Authors:
Paraskevas Koukaras
;
Vasiliki Tsichli
and
Christos Tjortjis
Affiliation:
School of Science and Technology, International Hellenic University, 14th km Thessaloniki–N. Moudania, Thermi, 57001, Thessaloniki, Greece
Keyword(s):
Social Media, Prediction, Machine Learning, Data Science, Stocks.
Abstract:
Microblogging data analysis and sentiment extraction has become a popular approach for market prediction. However, this kind of data contain noise and it is difficult to distinguish truly valid information. In this work we collected 782.459 tweets starting from 2018/11/01 until 2019/31/07. For each day, we create a graph (271 graphs in total) describing users and their followers.
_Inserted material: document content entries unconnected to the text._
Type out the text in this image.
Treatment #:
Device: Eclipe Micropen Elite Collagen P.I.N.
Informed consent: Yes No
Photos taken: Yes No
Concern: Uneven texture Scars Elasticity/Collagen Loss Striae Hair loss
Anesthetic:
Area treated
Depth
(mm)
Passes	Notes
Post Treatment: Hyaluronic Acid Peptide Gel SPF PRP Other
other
We utilize each graph to obtain a PageRank score which is multiplied with sentiment data. Findings indicate that using an importance-based measure, such as PageRank, can improve the scoring ability of the applied prediction models. This approach is validated utilizing three datasets (PageRank, economic and sentiment). On average, the PageRank dataset achieved a lower mean squared error than the economic dataset and the sentiment dataset. Finally, we tested multiple machine learning models, showing that XGBoost is the best model, with the random forest being the second best and LSTM being the worst.